On Wednesday last week I attended an “Open Meeting” organised by the UK’s EPSRC Research Council on the Alan Turing Institute. The Turing Institute is a new government initiative that stems from a letter from our Chief Scientific advisor to our prime minister about the “age of algorithms”. It aims to provide an international centre of excellence in data science.

The government has provided 42 million pounds of funding (about 60-70 million dollars) and Universities interested in partnering in the Turing Institute are expected to bring 5 million pounds (8 million dollars) to the initiative, to be spent over 5 years.

It seemed clear that the EPSRC will require that the institute is located in one place, and there was much talk of ‘critical mass’, which made me think of what ‘critical mass’ is in data science, after all, we aren’t building a large hadron collider, and one of the most interesting challenges of the new age of data is its distributed nature. I asked a question about this and was given the answers you might expect: flagship international centre of excellence, stimulating environment, attracting the best of the best etc. Nothing was particularly specific to data science.
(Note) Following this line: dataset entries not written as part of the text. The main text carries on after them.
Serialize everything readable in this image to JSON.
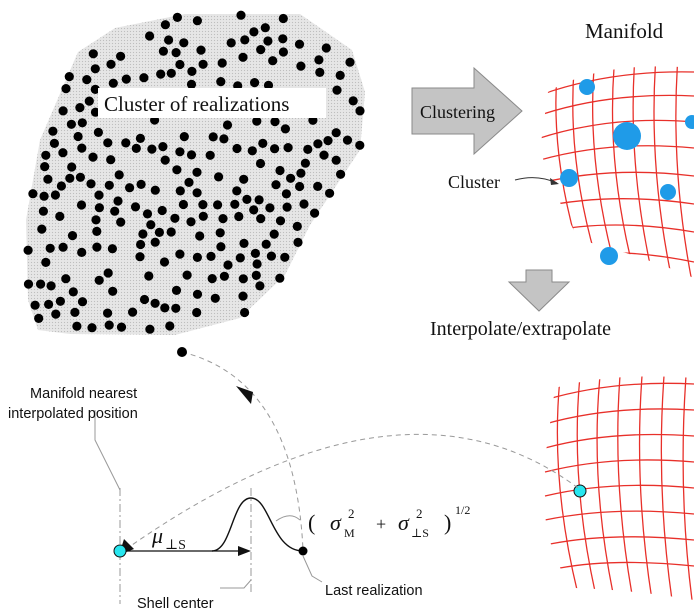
{
  "labels": {
    "cluster_of_realizations": "Cluster of realizations",
    "clustering": "Clustering",
    "manifold": "Manifold",
    "cluster": "Cluster",
    "interpolate_extrapolate": "Interpolate/extrapolate",
    "manifold_nearest_line1": "Manifold nearest",
    "manifold_nearest_line2": "interpolated position",
    "shell_center": "Shell center",
    "last_realization": "Last realization"
  },
  "formula": {
    "mu_symbol": "μ",
    "mu_subscript": "⊥S",
    "open_paren": "(",
    "sigma_symbol": "σ",
    "sigma_m_subscript": "M",
    "sigma_s_subscript": "⊥S",
    "power2": "2",
    "plus": "+",
    "close_paren": ")",
    "half_power": "1/2"
  },
  "colors": {
    "dot": "#000000",
    "cloud": "#dedede",
    "grid": "#e8302a",
    "cluster_node": "#1f9be8",
    "interp_point": "#28e6ef",
    "arrow_fill": "#c4c4c4",
    "arrow_stroke": "#8a8a8a",
    "dash_line": "#999999"
  }
}
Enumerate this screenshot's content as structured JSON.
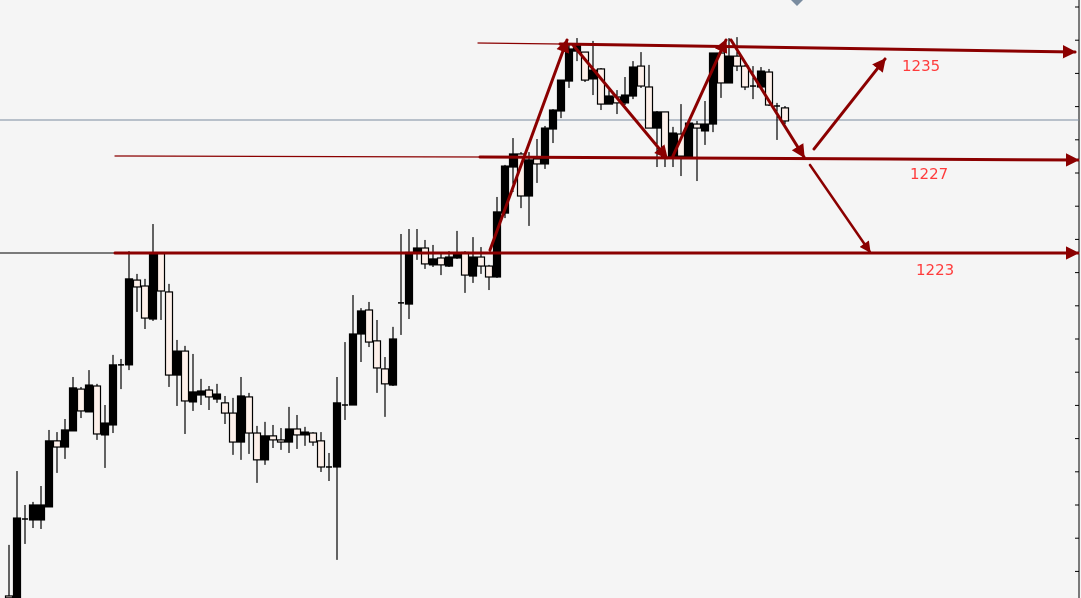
{
  "chart_data": {
    "type": "candlestick",
    "title": "",
    "xlabel": "",
    "ylabel": "",
    "grid": false,
    "colors": {
      "bull_body": "#000000",
      "bear_body": "#fdf0ea",
      "annotation": "#8b0000",
      "label": "#ff3b3b",
      "current_price_line": "#7a8ca0",
      "background": "#f5f5f5"
    },
    "current_price": 1228.6,
    "candles_ohlc": [
      [
        1208.56,
        1210.71,
        1208.48,
        1208.48
      ],
      [
        1208.48,
        1213.82,
        1208.48,
        1211.84
      ],
      [
        1211.8,
        1212.39,
        1210.75,
        1211.8
      ],
      [
        1211.76,
        1212.52,
        1211.42,
        1212.39
      ],
      [
        1211.76,
        1213.19,
        1211.38,
        1212.39
      ],
      [
        1212.31,
        1215.55,
        1212.31,
        1215.09
      ],
      [
        1215.09,
        1215.46,
        1213.74,
        1214.83
      ],
      [
        1214.83,
        1216.01,
        1214.33,
        1215.55
      ],
      [
        1215.51,
        1217.78,
        1215.51,
        1217.32
      ],
      [
        1217.27,
        1217.36,
        1216.05,
        1216.35
      ],
      [
        1216.31,
        1218.07,
        1216.31,
        1217.44
      ],
      [
        1217.4,
        1217.49,
        1215.13,
        1215.38
      ],
      [
        1215.34,
        1216.6,
        1213.95,
        1215.84
      ],
      [
        1215.76,
        1218.71,
        1215.42,
        1218.29
      ],
      [
        1218.29,
        1218.54,
        1217.27,
        1218.29
      ],
      [
        1218.29,
        1223.08,
        1218.07,
        1221.91
      ],
      [
        1221.86,
        1222.12,
        1220.52,
        1221.57
      ],
      [
        1221.61,
        1221.91,
        1219.8,
        1220.26
      ],
      [
        1220.22,
        1224.22,
        1220.14,
        1222.96
      ],
      [
        1222.96,
        1223.04,
        1220.18,
        1221.4
      ],
      [
        1221.36,
        1221.7,
        1217.36,
        1217.86
      ],
      [
        1217.86,
        1219.34,
        1216.56,
        1218.87
      ],
      [
        1218.87,
        1219.09,
        1215.38,
        1216.77
      ],
      [
        1216.73,
        1218.75,
        1216.35,
        1217.15
      ],
      [
        1217.02,
        1217.7,
        1216.6,
        1217.19
      ],
      [
        1217.23,
        1217.4,
        1216.39,
        1216.94
      ],
      [
        1216.85,
        1217.49,
        1216.69,
        1217.06
      ],
      [
        1216.69,
        1216.98,
        1215.8,
        1216.26
      ],
      [
        1216.26,
        1216.9,
        1214.5,
        1215.04
      ],
      [
        1215.04,
        1217.78,
        1214.29,
        1216.98
      ],
      [
        1216.94,
        1217.11,
        1214.54,
        1215.42
      ],
      [
        1215.42,
        1215.72,
        1213.32,
        1214.29
      ],
      [
        1214.29,
        1215.89,
        1214.08,
        1215.3
      ],
      [
        1215.3,
        1215.76,
        1214.79,
        1215.13
      ],
      [
        1215.13,
        1215.63,
        1214.71,
        1215.04
      ],
      [
        1215.04,
        1216.52,
        1214.58,
        1215.59
      ],
      [
        1215.59,
        1216.18,
        1214.75,
        1215.34
      ],
      [
        1215.34,
        1215.68,
        1214.88,
        1215.46
      ],
      [
        1215.42,
        1215.46,
        1214.88,
        1215.04
      ],
      [
        1215.09,
        1215.46,
        1213.78,
        1213.99
      ],
      [
        1213.99,
        1214.58,
        1213.4,
        1213.99
      ],
      [
        1213.99,
        1217.78,
        1210.08,
        1216.69
      ],
      [
        1216.6,
        1219.25,
        1215.97,
        1216.6
      ],
      [
        1216.6,
        1221.23,
        1216.6,
        1219.59
      ],
      [
        1219.59,
        1220.68,
        1218.41,
        1220.56
      ],
      [
        1220.6,
        1220.94,
        1219.04,
        1219.25
      ],
      [
        1219.3,
        1220.18,
        1217.11,
        1218.16
      ],
      [
        1218.12,
        1218.62,
        1216.1,
        1217.49
      ],
      [
        1217.44,
        1219.89,
        1217.4,
        1219.38
      ],
      [
        1220.9,
        1223.8,
        1219.55,
        1220.9
      ],
      [
        1220.85,
        1224.01,
        1220.22,
        1223.04
      ],
      [
        1223.0,
        1224.01,
        1222.71,
        1223.21
      ],
      [
        1223.21,
        1223.55,
        1222.33,
        1222.54
      ],
      [
        1222.5,
        1223.34,
        1222.41,
        1222.75
      ],
      [
        1222.79,
        1223.04,
        1222.07,
        1222.5
      ],
      [
        1222.45,
        1223.08,
        1222.41,
        1222.83
      ],
      [
        1222.79,
        1223.93,
        1222.75,
        1222.92
      ],
      [
        1223.04,
        1223.08,
        1221.32,
        1222.07
      ],
      [
        1222.03,
        1223.67,
        1221.74,
        1222.83
      ],
      [
        1222.83,
        1223.25,
        1222.12,
        1222.45
      ],
      [
        1222.45,
        1222.5,
        1221.44,
        1221.99
      ],
      [
        1221.99,
        1225.36,
        1221.95,
        1224.73
      ],
      [
        1224.68,
        1226.71,
        1224.47,
        1226.66
      ],
      [
        1226.62,
        1227.84,
        1225.57,
        1227.17
      ],
      [
        1227.17,
        1227.25,
        1224.89,
        1225.4
      ],
      [
        1225.4,
        1227.25,
        1224.14,
        1226.92
      ],
      [
        1226.96,
        1227.8,
        1225.95,
        1226.75
      ],
      [
        1226.75,
        1228.35,
        1226.54,
        1228.26
      ],
      [
        1228.22,
        1229.06,
        1227.63,
        1229.02
      ],
      [
        1228.98,
        1230.28,
        1228.68,
        1230.28
      ],
      [
        1230.24,
        1231.84,
        1229.95,
        1231.59
      ],
      [
        1231.5,
        1232.05,
        1231.08,
        1231.8
      ],
      [
        1231.46,
        1231.46,
        1230.2,
        1230.28
      ],
      [
        1230.33,
        1231.93,
        1229.65,
        1230.7
      ],
      [
        1230.75,
        1230.79,
        1229.02,
        1229.27
      ],
      [
        1229.27,
        1229.95,
        1229.27,
        1229.61
      ],
      [
        1229.57,
        1229.86,
        1228.85,
        1229.32
      ],
      [
        1229.32,
        1230.41,
        1229.23,
        1229.65
      ],
      [
        1229.61,
        1231.08,
        1229.48,
        1230.83
      ],
      [
        1230.87,
        1231.46,
        1229.95,
        1230.03
      ],
      [
        1229.99,
        1230.92,
        1228.26,
        1228.26
      ],
      [
        1228.26,
        1228.98,
        1226.62,
        1228.94
      ],
      [
        1228.94,
        1228.94,
        1226.62,
        1227.0
      ],
      [
        1227.0,
        1228.31,
        1226.62,
        1228.05
      ],
      [
        1228.01,
        1229.27,
        1226.24,
        1227.08
      ],
      [
        1227.04,
        1228.47,
        1227.04,
        1228.47
      ],
      [
        1228.43,
        1228.56,
        1226.03,
        1228.26
      ],
      [
        1228.14,
        1229.4,
        1227.55,
        1228.43
      ],
      [
        1228.43,
        1231.42,
        1228.09,
        1231.42
      ],
      [
        1231.42,
        1231.8,
        1229.53,
        1230.16
      ],
      [
        1230.16,
        1232.05,
        1230.16,
        1231.29
      ],
      [
        1231.29,
        1232.09,
        1230.66,
        1230.87
      ],
      [
        1230.87,
        1230.92,
        1229.86,
        1229.99
      ],
      [
        1229.99,
        1230.87,
        1229.48,
        1230.03
      ],
      [
        1229.99,
        1230.83,
        1229.95,
        1230.66
      ],
      [
        1230.62,
        1230.75,
        1229.19,
        1229.23
      ],
      [
        1229.19,
        1229.32,
        1227.76,
        1229.19
      ],
      [
        1229.11,
        1229.19,
        1228.43,
        1228.56
      ]
    ],
    "annotations": {
      "levels": [
        {
          "label": "1235",
          "price": 1235
        },
        {
          "label": "1227",
          "price": 1227
        },
        {
          "label": "1223",
          "price": 1223
        }
      ]
    }
  }
}
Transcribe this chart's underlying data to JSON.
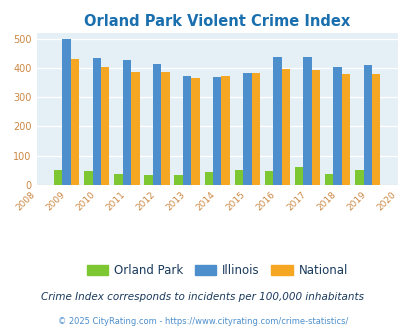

In my own area of machine learning the UK has a lot of international recognition, but one of the features I’ve always enjoyed is the distributed nature of the expertise. The groups that spring first to mind are Cambridge (Engineering), Edinburgh (Informatics), UCL (Computer Science and Gatsby) and recently Oxford has expanded significantly (CS, Engineering and Statistics). I’ve always enjoyed the robustness that such a network of leading groups brings. It’s evolved over a period of 20 years, and those of us that have watched it grow are incredibly proud of what the UK has been able to achieve with relatively few people.

Data science requires strong interactions between statisticians and computer scientists. It requires knowledge of classical techniques and modern computational capabilities. The pool of expertise is currently rather small relative to the demand. As a result I find my self constantly in demand within my own University, mainly to advise on the capabilities that current approaches to analysis have. A recent xkcd comic cleverly reminded us of how hard it can be to explain the gap between those things that are easy and those things that are virtually impossible. Although in many cases where advice is need it’s not the full explanation that’s required, just the knowledge. Many expensive errors can be avoided by just a little access to this knowledge. Back in July I posted a position paper on this that was targeting exactly this problem and in Sheffield we are pursuing the “Open Data Science” agenda I proposed with vigour. Indeed, I sometimes wonder if my group is not more useful for this advice (which rarely involves any intellectual novelty) than for the ideas we push forward in our research. However, our utility as advisors is much more difficult to quantify, particularly because it often won’t lead to a formal collaboration.

I like analogies, but I think that ‘critical mass’ here is the wrong one. To give better access to expertise, what is required is a higher surface area to volume ratio, not a greater mass. Communication between experts is important, but we are fortunate in the UK to have a geographically close network of well connected Universities. Many international visitors take the time to visit two or three of the leading groups when they are here, so I think the idea of analogy of a lung is a far better one for describing what is required for UK data science. I’m pleased the government has recognised the importance of data science, I just hope that in their rush to create a flagship institute, with a large headline grabbing investment figure associated, they don’t switch off the incubator that sustains our developing lungs.

Update 10th May 2015 They announced the joint venture partners, and went with the minumum suggested number of five. They selected the four groups I mentioned above: Oxford, Cambridge, UCL and Edinburgh, and also Warwick, which has probably the leading statistics department in the UK and has invested heavily in this area. These are certainly the five I would have selected from the UK, so that’s an exciting start. It will be interesting to see how they manage to bootstrap the process and engage other institutions in the UK.